Indizien für Bauten hinter "Block 71"


Konkret beziehen sich diese Ergebnisse auf Forschungsarbeiten des Fliegerhorst-Historikers Dr. Donald Giesecke. Er selbst diente als Oberfeldarzt der Reserve zu Bundeswehrzeiten dort. Der Bau des Russenlagers geht aus einem Schriftverkehr zwischen einem SS-Hauptscharführer an die Kommandantur des Konzentrationslagers Buchenwald vom 15. November 1941 hervor. "Wahrscheinlich handelte es sich um Holzbaracken, die hinter Block 71 zu diesem Zeitpunkt erstellt wurden", schlussfolgert Giesecke in seinem Buch. Ein Vergleich mit zeitgenössischen Bebauungsplänen belegt tatsächlich das Auftauchen mehrerer mit "Baracke" gezeichneten Gebäude hinter Block 71 zu diesem Zeitpunkt. Eben genau auf der Fläche, auf der mit positivem Beschluss des Bauausschusses am heutigen Donnerstag nun 15 Wohnhäuser entstehen könnten.

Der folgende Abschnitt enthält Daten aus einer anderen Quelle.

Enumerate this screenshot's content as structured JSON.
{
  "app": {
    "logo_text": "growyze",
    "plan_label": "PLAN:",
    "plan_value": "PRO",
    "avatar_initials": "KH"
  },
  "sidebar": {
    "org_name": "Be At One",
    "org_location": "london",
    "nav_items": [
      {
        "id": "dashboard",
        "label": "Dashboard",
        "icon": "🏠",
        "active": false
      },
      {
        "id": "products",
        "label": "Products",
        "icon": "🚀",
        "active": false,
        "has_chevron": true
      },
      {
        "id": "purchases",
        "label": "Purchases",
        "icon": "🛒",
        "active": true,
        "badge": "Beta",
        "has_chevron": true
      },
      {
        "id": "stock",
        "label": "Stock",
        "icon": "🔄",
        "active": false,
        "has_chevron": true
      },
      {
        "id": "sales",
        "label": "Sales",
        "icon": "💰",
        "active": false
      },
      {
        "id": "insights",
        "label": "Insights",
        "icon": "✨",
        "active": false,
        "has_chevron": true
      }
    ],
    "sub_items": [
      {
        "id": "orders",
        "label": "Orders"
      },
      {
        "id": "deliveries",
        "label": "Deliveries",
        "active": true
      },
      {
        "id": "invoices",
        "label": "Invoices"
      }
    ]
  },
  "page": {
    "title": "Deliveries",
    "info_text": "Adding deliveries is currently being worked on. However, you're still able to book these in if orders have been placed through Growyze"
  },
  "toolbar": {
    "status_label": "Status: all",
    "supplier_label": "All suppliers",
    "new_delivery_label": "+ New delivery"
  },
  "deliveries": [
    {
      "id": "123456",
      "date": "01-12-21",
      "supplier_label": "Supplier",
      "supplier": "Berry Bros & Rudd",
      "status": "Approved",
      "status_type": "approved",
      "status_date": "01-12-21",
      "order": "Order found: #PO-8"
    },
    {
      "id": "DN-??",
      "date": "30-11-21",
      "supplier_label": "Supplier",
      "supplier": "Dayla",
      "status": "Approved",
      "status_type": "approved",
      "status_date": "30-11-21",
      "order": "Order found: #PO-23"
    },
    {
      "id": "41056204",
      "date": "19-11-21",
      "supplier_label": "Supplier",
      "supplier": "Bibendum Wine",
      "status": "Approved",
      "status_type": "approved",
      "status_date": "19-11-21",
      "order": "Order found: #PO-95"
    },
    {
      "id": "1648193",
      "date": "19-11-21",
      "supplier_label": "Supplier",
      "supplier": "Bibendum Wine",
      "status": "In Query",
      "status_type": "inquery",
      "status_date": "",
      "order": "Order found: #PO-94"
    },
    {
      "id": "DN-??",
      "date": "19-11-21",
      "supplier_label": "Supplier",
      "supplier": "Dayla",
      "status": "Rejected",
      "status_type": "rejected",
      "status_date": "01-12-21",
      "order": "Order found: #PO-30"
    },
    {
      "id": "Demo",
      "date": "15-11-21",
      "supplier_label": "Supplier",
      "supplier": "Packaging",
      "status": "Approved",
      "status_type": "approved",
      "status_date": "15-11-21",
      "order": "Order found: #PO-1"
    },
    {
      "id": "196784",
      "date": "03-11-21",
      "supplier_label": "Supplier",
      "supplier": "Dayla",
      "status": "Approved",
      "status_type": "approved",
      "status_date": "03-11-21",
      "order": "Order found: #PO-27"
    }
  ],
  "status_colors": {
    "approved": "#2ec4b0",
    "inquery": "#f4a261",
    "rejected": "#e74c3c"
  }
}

Brandbrief an die Kriegsgräberfürsorge


Auch wenn ein abschließender Beweis dafür, dass es sich bei den Baracken tatsächlich um das schriftlich überlieferte "Russenlager" auf dem Gelände des Fliegerhorsts handelt noch aussteht, liefern die neuen Erkenntnisse deutliche Indizien. Belege für die Unterbringung von Zwangsarbeitern auf dem Fliegerhorst-Gelände zwischen 1938 und 1944 bestehen ohnehin. So spricht die Studie von "87 Personen unterschiedlicher Nationalitäten, die mit einer Arbeitstätigkeit auf dem Fliegerhorst in Verbindung zu bringen sind." Der Verein Spurensuche Harzregion e.V. hat sich deshalb mit einem Brandbrief an das Büro für Kriegsgräberfürsorge und Gedenkarbeit der russischen Föderation in Berlin gewandt. Eine Rückmeldung stand zum heutigen Donnerstag noch aus. Auch für regionalHeute.de war das Büro bislang nicht zu erreichen.